Now that actually makes sense. The key issue driving any analysis of the Laffer Curve is investment. It relies upon the fact that the money saved by taxpayers will be invested and the resultant economic growth will outpace the lost revenue from taxes. So yes, the upper class taxpayers, (the top 5%), got more from their increased investments that were paid for from those tax cuts. But the 95% who lived on the other side of the railroad tracks did not. Because we all have to eat and sleep and pay for health care before we can invest.
This is a global economy with more than two billion people in India and China receiving enough investment from the rest of the world to grow their national incomes at close to a ten percent annual rate. But here in America we are only getting enough investment to grow at about two and a half percent per year. The answer to the puzzle expressed above is that the investment from the money saved in tax cuts was to a large extent invested overseas. That's most likely why we saw no “trickle down” to our middle class. That's why 95% of us came out worse off.
The government forewent about two trillion dollars in revenues so far since the Bush tax cuts were enacted into law. But they have already put twice that amount, four trillion dollars, into the national debt accounts. And if the law is extended into 2014, the total amount of the loan to the people that was misnamed as "tax cuts", will be almost 4 trillion dollars.
Our taxes were not cut: the Bush administration just loaned us that money in return for our vote.
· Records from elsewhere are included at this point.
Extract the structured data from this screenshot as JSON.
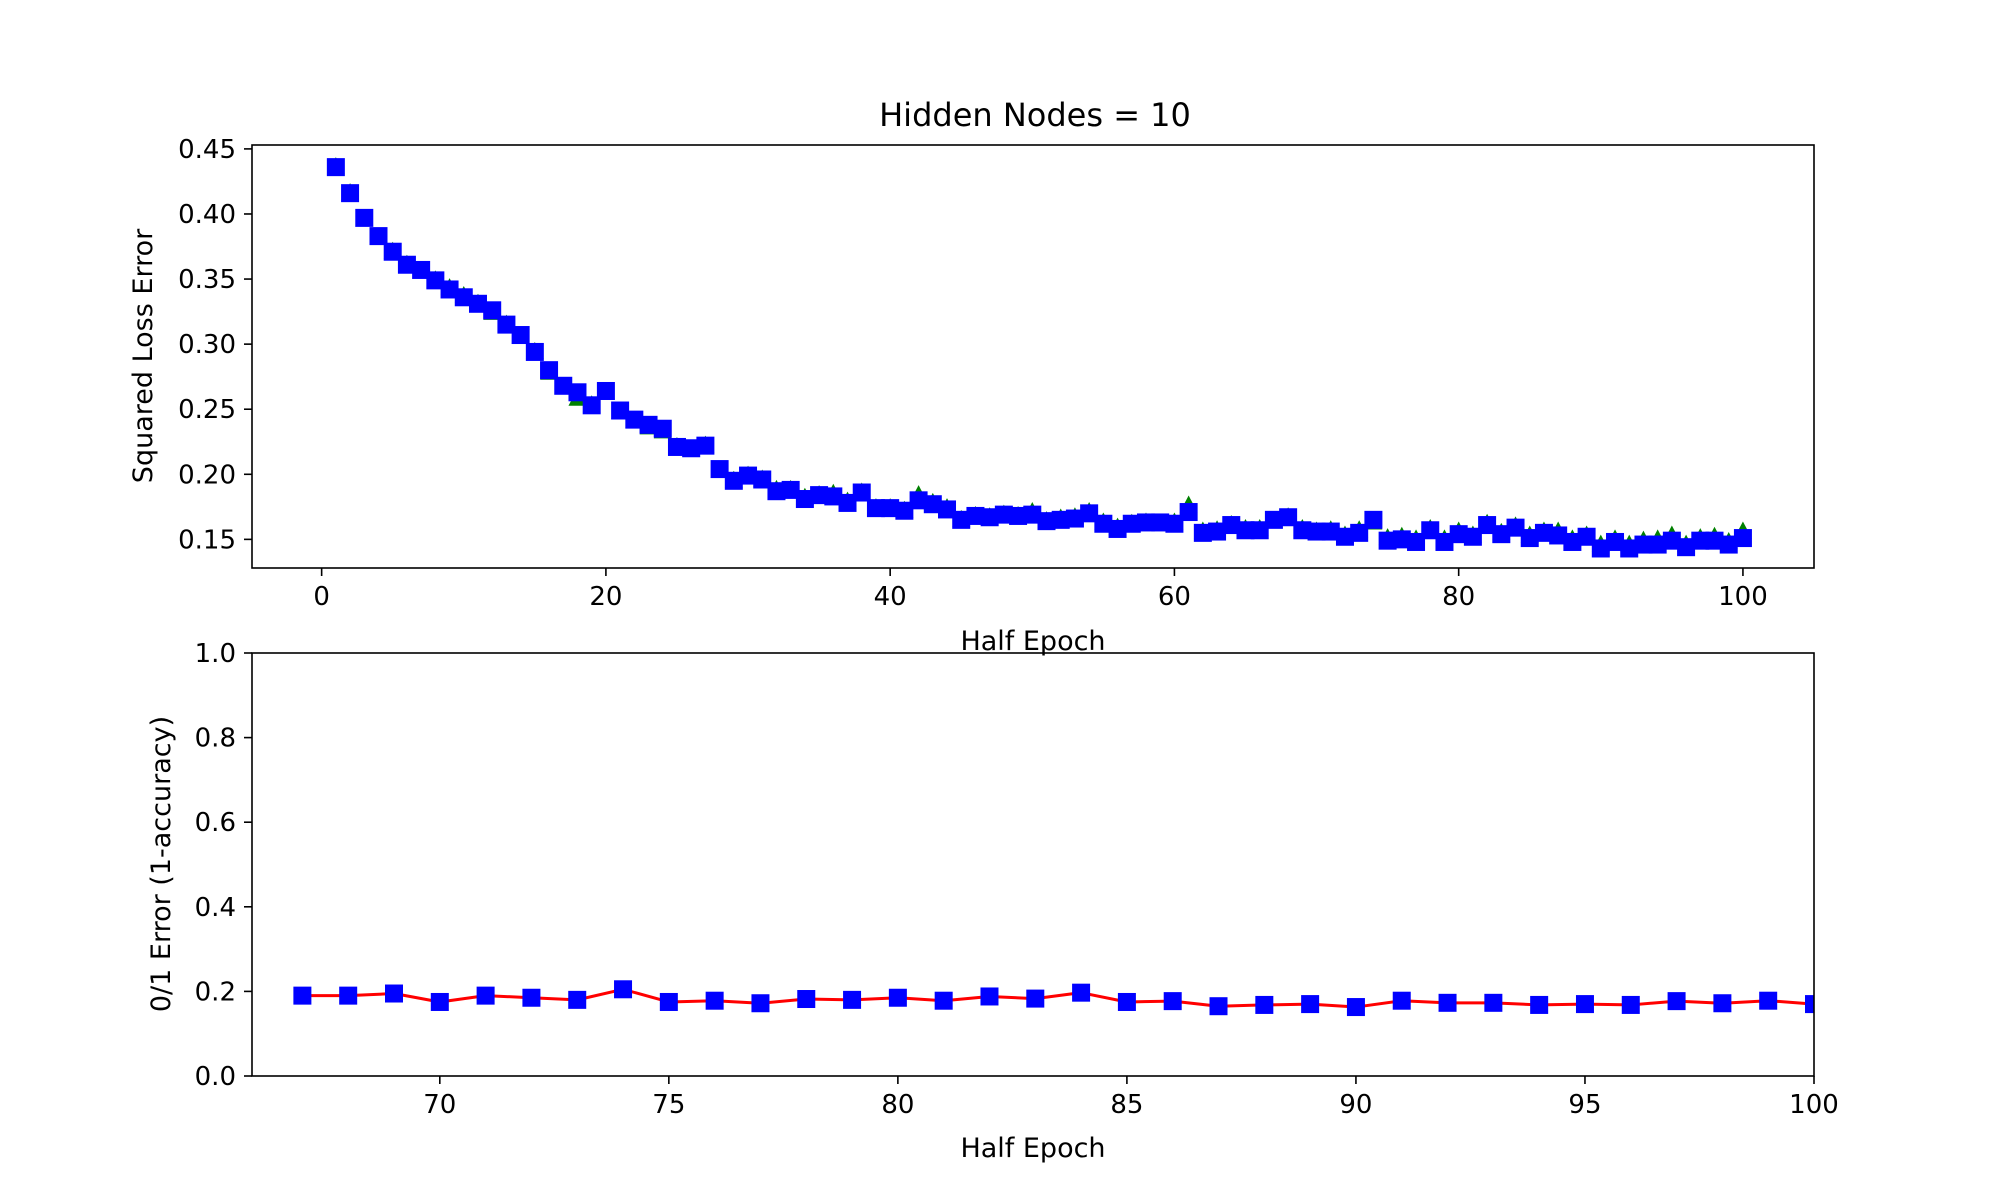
{
  "chart_data": [
    {
      "type": "scatter",
      "title": "Hidden Nodes = 10",
      "xlabel": "Half Epoch",
      "ylabel": "Squared Loss Error",
      "xlim": [
        -4.9,
        105
      ],
      "ylim": [
        0.128,
        0.453
      ],
      "xticks": [
        0,
        20,
        40,
        60,
        80,
        100
      ],
      "xtick_labels": [
        "0",
        "20",
        "40",
        "60",
        "80",
        "100"
      ],
      "yticks": [
        0.15,
        0.2,
        0.25,
        0.3,
        0.35,
        0.4,
        0.45
      ],
      "ytick_labels": [
        "0.15",
        "0.20",
        "0.25",
        "0.30",
        "0.35",
        "0.40",
        "0.45"
      ],
      "grid": false,
      "legend": "none",
      "x_start": 1,
      "series": [
        {
          "marker": "triangle",
          "color": "#008000",
          "values": [
            0.436,
            0.416,
            0.396,
            0.382,
            0.371,
            0.361,
            0.356,
            0.349,
            0.343,
            0.337,
            0.331,
            0.324,
            0.315,
            0.306,
            0.294,
            0.278,
            0.267,
            0.258,
            0.253,
            0.263,
            0.248,
            0.241,
            0.236,
            0.233,
            0.221,
            0.219,
            0.222,
            0.203,
            0.195,
            0.199,
            0.196,
            0.188,
            0.188,
            0.182,
            0.184,
            0.185,
            0.179,
            0.186,
            0.174,
            0.174,
            0.172,
            0.184,
            0.178,
            0.174,
            0.165,
            0.168,
            0.167,
            0.169,
            0.168,
            0.171,
            0.164,
            0.166,
            0.167,
            0.171,
            0.163,
            0.159,
            0.162,
            0.163,
            0.162,
            0.163,
            0.176,
            0.156,
            0.157,
            0.161,
            0.158,
            0.158,
            0.164,
            0.167,
            0.158,
            0.156,
            0.157,
            0.153,
            0.157,
            0.163,
            0.151,
            0.152,
            0.15,
            0.158,
            0.15,
            0.156,
            0.153,
            0.162,
            0.155,
            0.16,
            0.153,
            0.156,
            0.156,
            0.15,
            0.153,
            0.146,
            0.15,
            0.146,
            0.149,
            0.15,
            0.153,
            0.146,
            0.151,
            0.152,
            0.148,
            0.156
          ]
        },
        {
          "marker": "square",
          "color": "#0000ff",
          "values": [
            0.436,
            0.416,
            0.397,
            0.383,
            0.371,
            0.361,
            0.357,
            0.349,
            0.342,
            0.336,
            0.331,
            0.326,
            0.315,
            0.307,
            0.294,
            0.28,
            0.268,
            0.263,
            0.253,
            0.264,
            0.249,
            0.242,
            0.238,
            0.235,
            0.221,
            0.22,
            0.222,
            0.204,
            0.195,
            0.199,
            0.196,
            0.187,
            0.188,
            0.181,
            0.184,
            0.183,
            0.178,
            0.186,
            0.174,
            0.174,
            0.172,
            0.18,
            0.177,
            0.173,
            0.165,
            0.168,
            0.167,
            0.169,
            0.168,
            0.169,
            0.164,
            0.165,
            0.166,
            0.17,
            0.162,
            0.158,
            0.162,
            0.163,
            0.163,
            0.162,
            0.171,
            0.155,
            0.156,
            0.161,
            0.157,
            0.157,
            0.165,
            0.167,
            0.157,
            0.156,
            0.156,
            0.152,
            0.155,
            0.165,
            0.149,
            0.15,
            0.148,
            0.157,
            0.148,
            0.154,
            0.152,
            0.161,
            0.154,
            0.159,
            0.151,
            0.155,
            0.153,
            0.148,
            0.152,
            0.143,
            0.148,
            0.143,
            0.146,
            0.146,
            0.149,
            0.144,
            0.149,
            0.149,
            0.146,
            0.151
          ]
        }
      ]
    },
    {
      "type": "line",
      "title": "",
      "xlabel": "Half Epoch",
      "ylabel": "0/1 Error (1-accuracy)",
      "xlim": [
        65.9,
        100
      ],
      "ylim": [
        0.0,
        1.0
      ],
      "xticks": [
        70,
        75,
        80,
        85,
        90,
        95,
        100
      ],
      "xtick_labels": [
        "70",
        "75",
        "80",
        "85",
        "90",
        "95",
        "100"
      ],
      "yticks": [
        0.0,
        0.2,
        0.4,
        0.6,
        0.8,
        1.0
      ],
      "ytick_labels": [
        "0.0",
        "0.2",
        "0.4",
        "0.6",
        "0.8",
        "1.0"
      ],
      "grid": false,
      "legend": "none",
      "x": [
        67,
        68,
        69,
        70,
        71,
        72,
        73,
        74,
        75,
        76,
        77,
        78,
        79,
        80,
        81,
        82,
        83,
        84,
        85,
        86,
        87,
        88,
        89,
        90,
        91,
        92,
        93,
        94,
        95,
        96,
        97,
        98,
        99,
        100
      ],
      "series": [
        {
          "line_color": "#ff0000",
          "marker": "square",
          "marker_color": "#0000ff",
          "values": [
            0.19,
            0.19,
            0.195,
            0.175,
            0.19,
            0.185,
            0.18,
            0.205,
            0.175,
            0.178,
            0.172,
            0.182,
            0.18,
            0.185,
            0.178,
            0.188,
            0.183,
            0.197,
            0.175,
            0.177,
            0.165,
            0.168,
            0.17,
            0.163,
            0.178,
            0.173,
            0.173,
            0.168,
            0.17,
            0.168,
            0.177,
            0.172,
            0.178,
            0.17
          ]
        }
      ]
    }
  ]
}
If we don't pay it back, (with interest), the country will go bankrupt in the same way the Soviet Union did in the late 1980s. Enjoy the rest of our superpower status while you still can!
Can you now see where all those peanuts went, moved around so swiftly before your eyes, hidden under the moving shadow-show that we were all treated to for the last six years?
For in and out, above, about, below,
'Tis nothing but a Magic Shadow-show,
Play'd in a Box whose Candle is the Sun,
Round which we Phantom Figures come and go.
And we still owe the government all that money that the government loaned us, -- and it had the audacity to call it a tax cut: .... A FAKE, STEENKING TAX CUT!
The Worldly Hope men set their Hearts upon
Turns Ashes -- or it prospers; and anon,
Like Snow upon the Desert's dusty Face
Lighting a little Hour or two -- is gone.
And we have to pay it back with interest!
What! from his helpless Creature be repaid
Pure Gold for what he lent us dross-allay'd --
Sue for a Debt we never did contract,
And cannot answer -- Oh the sorry trade!
Hear this, John S. McPalin! --- We don't need no more of those fake, steenking tax cuts!
The Worldly Hope men set their Hearts upon
Turns Ashes -- or it prospers; and anon,
Like Snow upon the Desert's dusty Face
Lighting a little Hour or two -- is gone.